Spatial multi-omics mapping of tumor microanatomy dynamics following radiotherapy combined with targeted-immunotherapy in hepatocellular carcinoma – Research

Remodeling of the tumor microenvironment (TME) under therapeutic pressure is a critical determinant of treatment response and resistance in hepatocellular carcinoma (HCC). Triple-combination therapy integrating targeted agents, immune checkpoint inhibitors, and radiotherapy (T+I+R) has shown potential synergistic effects in intermediate to advanced HCC, particularly in patients with portal vein tumor thrombus (PVTT), yet the spatial and cellular mechanisms underlying its efficacy remain largely unknown.

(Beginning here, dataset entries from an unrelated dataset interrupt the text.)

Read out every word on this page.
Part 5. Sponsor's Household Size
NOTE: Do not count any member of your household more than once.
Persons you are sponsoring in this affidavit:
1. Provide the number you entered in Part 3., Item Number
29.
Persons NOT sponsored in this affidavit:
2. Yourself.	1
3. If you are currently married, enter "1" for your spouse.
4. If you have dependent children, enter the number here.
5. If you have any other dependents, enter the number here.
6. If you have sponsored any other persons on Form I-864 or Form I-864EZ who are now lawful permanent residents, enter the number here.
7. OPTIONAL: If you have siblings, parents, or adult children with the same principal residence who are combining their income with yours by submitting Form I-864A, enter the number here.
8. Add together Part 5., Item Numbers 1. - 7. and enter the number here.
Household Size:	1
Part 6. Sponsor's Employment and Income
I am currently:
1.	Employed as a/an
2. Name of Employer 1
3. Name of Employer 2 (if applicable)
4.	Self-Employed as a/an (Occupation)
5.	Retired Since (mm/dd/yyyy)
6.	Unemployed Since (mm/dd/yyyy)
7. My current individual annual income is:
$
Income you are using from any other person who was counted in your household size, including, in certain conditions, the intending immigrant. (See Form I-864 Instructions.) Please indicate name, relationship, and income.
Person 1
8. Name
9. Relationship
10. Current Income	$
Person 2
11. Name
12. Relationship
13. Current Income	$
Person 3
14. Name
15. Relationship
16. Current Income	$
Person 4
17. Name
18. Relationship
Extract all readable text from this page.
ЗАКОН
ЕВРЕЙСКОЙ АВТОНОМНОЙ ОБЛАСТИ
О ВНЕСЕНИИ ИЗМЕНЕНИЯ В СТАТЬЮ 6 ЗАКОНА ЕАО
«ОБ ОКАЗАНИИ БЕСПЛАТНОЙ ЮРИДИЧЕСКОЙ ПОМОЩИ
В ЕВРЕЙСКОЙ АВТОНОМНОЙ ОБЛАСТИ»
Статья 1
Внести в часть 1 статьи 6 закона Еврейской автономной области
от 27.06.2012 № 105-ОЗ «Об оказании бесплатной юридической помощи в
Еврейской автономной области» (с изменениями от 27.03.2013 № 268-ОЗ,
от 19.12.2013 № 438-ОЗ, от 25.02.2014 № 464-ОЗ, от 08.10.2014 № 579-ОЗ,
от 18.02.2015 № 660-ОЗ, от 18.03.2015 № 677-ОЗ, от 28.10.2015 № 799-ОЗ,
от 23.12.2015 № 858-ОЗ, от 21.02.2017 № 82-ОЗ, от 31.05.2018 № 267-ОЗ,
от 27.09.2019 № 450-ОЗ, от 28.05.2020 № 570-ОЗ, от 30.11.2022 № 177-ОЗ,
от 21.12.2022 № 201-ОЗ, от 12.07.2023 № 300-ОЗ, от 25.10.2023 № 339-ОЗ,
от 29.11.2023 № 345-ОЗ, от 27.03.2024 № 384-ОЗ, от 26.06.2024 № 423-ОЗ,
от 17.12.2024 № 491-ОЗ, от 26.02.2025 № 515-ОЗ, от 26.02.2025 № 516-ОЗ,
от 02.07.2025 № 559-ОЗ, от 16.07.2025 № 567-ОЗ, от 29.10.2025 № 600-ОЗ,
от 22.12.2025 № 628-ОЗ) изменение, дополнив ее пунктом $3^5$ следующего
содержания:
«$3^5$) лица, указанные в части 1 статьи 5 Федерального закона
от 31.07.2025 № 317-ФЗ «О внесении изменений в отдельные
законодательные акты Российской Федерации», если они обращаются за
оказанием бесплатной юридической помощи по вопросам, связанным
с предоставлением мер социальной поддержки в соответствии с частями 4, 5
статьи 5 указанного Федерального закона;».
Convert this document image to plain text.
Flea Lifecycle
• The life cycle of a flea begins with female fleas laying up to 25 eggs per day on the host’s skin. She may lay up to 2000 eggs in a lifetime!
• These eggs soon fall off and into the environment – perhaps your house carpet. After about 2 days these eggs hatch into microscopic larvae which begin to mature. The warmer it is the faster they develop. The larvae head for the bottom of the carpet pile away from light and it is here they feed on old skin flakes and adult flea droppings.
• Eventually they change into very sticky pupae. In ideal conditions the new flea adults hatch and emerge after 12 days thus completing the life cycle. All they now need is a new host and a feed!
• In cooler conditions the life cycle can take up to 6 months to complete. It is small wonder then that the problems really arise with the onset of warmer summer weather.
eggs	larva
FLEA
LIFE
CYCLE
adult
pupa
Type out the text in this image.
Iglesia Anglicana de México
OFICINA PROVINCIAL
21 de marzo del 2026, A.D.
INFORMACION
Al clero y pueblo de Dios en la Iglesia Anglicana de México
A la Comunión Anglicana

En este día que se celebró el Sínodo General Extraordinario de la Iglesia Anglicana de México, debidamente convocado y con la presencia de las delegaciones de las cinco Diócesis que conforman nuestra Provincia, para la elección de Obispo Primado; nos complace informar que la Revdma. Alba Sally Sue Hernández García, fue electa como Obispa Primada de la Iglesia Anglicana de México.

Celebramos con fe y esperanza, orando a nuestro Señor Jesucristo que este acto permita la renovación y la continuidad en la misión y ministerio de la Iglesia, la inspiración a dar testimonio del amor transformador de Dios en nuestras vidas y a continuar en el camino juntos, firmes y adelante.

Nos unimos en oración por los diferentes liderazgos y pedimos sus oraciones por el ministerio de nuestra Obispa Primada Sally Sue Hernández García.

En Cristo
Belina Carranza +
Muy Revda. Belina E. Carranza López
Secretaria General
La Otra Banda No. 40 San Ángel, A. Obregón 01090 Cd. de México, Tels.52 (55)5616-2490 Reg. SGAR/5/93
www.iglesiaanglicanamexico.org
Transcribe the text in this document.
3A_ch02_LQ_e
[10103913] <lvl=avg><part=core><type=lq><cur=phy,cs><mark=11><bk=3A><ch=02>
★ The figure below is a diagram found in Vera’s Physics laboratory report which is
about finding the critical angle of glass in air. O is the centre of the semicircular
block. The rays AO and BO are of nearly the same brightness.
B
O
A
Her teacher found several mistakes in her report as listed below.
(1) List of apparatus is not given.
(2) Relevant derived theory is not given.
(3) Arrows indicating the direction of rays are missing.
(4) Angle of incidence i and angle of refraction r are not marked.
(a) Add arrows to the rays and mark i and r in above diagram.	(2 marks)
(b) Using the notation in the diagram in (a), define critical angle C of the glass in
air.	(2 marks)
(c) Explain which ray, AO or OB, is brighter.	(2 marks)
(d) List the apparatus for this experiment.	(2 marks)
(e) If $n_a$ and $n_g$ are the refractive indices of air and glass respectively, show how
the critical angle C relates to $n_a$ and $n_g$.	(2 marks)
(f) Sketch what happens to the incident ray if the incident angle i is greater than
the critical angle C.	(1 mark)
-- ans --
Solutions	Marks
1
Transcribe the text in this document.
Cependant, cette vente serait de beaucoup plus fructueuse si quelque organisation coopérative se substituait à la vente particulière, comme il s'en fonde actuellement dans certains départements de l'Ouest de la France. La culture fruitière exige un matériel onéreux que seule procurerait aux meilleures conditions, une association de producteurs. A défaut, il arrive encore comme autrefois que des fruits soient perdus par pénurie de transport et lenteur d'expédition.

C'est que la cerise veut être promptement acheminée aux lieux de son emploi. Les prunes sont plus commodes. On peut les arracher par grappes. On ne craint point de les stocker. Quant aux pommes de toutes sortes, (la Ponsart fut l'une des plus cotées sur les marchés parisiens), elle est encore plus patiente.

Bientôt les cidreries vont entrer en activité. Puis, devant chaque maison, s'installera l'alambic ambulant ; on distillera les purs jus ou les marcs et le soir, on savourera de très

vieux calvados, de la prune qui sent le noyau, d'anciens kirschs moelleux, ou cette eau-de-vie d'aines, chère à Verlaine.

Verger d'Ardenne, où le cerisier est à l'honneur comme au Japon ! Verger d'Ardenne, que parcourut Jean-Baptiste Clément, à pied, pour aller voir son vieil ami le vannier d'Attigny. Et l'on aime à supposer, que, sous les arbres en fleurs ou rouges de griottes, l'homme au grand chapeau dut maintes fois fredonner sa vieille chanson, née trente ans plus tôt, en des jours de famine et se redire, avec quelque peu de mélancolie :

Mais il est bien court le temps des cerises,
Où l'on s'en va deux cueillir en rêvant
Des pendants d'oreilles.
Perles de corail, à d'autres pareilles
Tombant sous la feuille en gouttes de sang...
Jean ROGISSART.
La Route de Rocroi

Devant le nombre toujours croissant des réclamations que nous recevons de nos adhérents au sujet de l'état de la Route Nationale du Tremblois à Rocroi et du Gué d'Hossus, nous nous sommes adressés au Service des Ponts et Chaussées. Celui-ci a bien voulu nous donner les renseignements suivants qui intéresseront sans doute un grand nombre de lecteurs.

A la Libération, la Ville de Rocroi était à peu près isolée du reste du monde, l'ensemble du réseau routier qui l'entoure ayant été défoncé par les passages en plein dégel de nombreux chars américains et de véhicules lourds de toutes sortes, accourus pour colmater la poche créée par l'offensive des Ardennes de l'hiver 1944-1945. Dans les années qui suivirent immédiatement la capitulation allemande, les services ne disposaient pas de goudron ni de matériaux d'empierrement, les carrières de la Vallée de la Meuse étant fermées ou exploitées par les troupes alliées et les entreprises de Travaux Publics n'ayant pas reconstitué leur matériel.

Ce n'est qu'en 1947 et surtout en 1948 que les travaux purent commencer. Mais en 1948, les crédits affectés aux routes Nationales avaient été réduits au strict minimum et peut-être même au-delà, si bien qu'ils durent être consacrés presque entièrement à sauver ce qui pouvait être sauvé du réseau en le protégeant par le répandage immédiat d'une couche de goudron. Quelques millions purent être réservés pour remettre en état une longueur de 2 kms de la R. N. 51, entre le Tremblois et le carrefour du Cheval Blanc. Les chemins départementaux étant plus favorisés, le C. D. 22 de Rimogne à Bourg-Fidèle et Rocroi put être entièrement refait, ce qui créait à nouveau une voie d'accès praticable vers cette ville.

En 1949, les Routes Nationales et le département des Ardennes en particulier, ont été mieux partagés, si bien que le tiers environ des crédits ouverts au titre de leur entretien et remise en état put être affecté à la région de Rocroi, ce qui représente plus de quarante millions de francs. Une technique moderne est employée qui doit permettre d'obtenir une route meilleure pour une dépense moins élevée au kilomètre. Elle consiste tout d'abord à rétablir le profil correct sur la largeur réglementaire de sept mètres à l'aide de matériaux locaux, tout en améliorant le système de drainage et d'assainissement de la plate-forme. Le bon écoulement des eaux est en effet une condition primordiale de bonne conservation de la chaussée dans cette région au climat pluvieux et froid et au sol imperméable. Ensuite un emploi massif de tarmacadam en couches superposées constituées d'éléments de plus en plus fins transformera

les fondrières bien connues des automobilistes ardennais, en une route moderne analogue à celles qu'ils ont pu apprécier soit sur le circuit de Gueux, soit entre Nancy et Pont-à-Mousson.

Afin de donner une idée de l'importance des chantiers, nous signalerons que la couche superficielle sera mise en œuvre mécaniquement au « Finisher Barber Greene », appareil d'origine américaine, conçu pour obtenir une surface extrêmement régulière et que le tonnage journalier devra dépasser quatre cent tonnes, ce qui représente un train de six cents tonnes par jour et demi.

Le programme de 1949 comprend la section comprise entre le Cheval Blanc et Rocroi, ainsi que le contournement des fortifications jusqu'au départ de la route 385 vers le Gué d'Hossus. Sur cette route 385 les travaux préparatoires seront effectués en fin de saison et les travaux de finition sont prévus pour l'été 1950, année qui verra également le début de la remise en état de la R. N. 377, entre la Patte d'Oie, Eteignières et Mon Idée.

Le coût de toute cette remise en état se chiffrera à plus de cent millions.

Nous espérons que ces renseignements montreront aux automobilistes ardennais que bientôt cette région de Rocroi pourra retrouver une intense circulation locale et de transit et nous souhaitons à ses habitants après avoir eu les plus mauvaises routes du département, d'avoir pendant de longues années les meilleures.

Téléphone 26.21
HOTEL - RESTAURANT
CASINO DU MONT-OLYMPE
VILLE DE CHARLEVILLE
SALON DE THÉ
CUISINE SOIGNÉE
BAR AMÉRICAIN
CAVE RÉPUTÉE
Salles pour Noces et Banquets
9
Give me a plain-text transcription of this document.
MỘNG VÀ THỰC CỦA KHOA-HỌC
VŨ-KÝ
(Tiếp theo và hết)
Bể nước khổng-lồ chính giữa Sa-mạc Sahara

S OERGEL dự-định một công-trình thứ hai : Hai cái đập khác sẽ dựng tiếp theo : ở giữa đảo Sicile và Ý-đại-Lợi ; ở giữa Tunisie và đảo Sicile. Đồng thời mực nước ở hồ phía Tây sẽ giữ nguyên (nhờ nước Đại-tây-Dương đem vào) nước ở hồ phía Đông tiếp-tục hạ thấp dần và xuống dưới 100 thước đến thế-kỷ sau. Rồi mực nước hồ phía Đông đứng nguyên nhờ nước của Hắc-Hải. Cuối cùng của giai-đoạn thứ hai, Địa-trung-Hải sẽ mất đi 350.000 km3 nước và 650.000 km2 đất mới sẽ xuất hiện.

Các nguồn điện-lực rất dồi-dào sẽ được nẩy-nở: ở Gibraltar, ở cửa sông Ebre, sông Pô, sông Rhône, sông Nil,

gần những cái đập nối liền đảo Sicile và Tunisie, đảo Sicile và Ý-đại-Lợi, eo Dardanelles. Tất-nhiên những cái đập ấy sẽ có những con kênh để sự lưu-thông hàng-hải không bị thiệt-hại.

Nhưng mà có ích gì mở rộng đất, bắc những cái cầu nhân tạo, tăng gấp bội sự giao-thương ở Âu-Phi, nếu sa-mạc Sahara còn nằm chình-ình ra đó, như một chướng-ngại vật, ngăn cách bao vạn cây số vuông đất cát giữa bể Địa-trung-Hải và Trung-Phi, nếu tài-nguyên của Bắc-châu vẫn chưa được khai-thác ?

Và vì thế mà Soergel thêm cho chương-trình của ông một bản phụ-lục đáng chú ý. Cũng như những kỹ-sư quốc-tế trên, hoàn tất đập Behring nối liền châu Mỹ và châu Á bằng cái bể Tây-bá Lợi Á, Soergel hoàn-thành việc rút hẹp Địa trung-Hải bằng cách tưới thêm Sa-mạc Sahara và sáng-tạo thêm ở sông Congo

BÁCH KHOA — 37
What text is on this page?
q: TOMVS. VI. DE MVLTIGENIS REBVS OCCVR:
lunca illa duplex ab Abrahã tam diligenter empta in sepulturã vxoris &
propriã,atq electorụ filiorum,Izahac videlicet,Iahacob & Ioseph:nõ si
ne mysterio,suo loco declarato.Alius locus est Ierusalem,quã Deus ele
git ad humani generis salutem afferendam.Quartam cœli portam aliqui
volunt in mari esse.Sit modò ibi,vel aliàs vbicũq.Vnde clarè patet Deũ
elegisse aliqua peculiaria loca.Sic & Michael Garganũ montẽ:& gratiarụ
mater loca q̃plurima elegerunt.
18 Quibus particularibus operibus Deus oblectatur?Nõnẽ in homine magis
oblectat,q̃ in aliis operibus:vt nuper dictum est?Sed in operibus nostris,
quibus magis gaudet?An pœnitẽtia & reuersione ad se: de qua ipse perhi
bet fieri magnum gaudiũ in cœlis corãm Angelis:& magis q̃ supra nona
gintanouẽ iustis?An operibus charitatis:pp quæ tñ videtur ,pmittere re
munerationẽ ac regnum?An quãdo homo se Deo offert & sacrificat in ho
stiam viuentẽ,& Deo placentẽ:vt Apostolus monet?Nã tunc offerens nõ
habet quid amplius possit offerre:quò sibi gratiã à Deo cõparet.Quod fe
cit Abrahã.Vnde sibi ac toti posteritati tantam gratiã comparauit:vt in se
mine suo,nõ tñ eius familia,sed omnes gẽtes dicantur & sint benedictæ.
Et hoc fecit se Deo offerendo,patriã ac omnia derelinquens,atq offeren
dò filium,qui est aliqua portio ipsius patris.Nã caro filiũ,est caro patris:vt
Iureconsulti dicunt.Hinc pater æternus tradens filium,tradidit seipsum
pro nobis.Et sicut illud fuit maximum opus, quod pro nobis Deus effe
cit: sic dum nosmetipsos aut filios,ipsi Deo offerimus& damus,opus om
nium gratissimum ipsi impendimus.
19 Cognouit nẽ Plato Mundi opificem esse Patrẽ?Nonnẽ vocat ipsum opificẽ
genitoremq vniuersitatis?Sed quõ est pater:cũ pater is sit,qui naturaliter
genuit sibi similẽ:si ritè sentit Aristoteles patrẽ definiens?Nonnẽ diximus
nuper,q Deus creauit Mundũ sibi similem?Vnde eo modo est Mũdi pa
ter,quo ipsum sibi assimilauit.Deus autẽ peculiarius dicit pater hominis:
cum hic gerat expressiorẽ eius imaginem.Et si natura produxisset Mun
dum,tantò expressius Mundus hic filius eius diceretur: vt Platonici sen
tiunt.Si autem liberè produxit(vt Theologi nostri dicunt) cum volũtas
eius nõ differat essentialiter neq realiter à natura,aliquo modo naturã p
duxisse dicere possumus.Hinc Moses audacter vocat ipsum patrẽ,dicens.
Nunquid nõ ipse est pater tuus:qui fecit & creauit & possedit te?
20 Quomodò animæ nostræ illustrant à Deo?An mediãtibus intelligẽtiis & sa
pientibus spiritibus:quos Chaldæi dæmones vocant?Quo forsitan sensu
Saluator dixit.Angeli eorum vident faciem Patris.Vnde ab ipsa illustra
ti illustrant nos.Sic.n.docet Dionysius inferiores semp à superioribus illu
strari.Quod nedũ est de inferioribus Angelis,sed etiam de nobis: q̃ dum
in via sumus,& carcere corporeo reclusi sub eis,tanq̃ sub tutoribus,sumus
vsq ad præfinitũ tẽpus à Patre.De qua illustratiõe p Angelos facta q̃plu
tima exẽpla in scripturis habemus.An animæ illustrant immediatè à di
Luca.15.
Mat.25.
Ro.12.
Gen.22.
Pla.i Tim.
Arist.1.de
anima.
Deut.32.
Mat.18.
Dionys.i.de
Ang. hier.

In this retrospective clinical cohort study, we compared T+I+R with targeted therapy plus radiotherapy (T+R) in advanced HCC, and further employed single-cell spatial transcriptomics and spatial proteomics to generate an integrated multi-omics atlas mapping tumor and stromal compartments, cellular compositions, and intercellular interactions with spatial resolution. Clinically, T+I+R achieved superior tumor shrinkage and disease control compared with T+R. Spatial multi-omics revealed marked region-specific remodeling, with myofibroblastic cancer-associated fibroblasts, angiogenic tip endothelial cells, and conventional dendritic cells enriched at the invasive margin and associated with therapeutic resistance, while CD8⁺ effector T cells were redistributed away from immunosuppressive niches, a spatial configuration correlating with enhanced response. These findings identify spatial segregation between cytotoxic and suppressive immune elements as a potential hallmark of effective therapy, providing a high-resolution spatial framework for understanding T+I+R induced TME remodeling and offering mechanistic insights to guide biomarker discovery and the optimization of combination strategies in advanced HCC.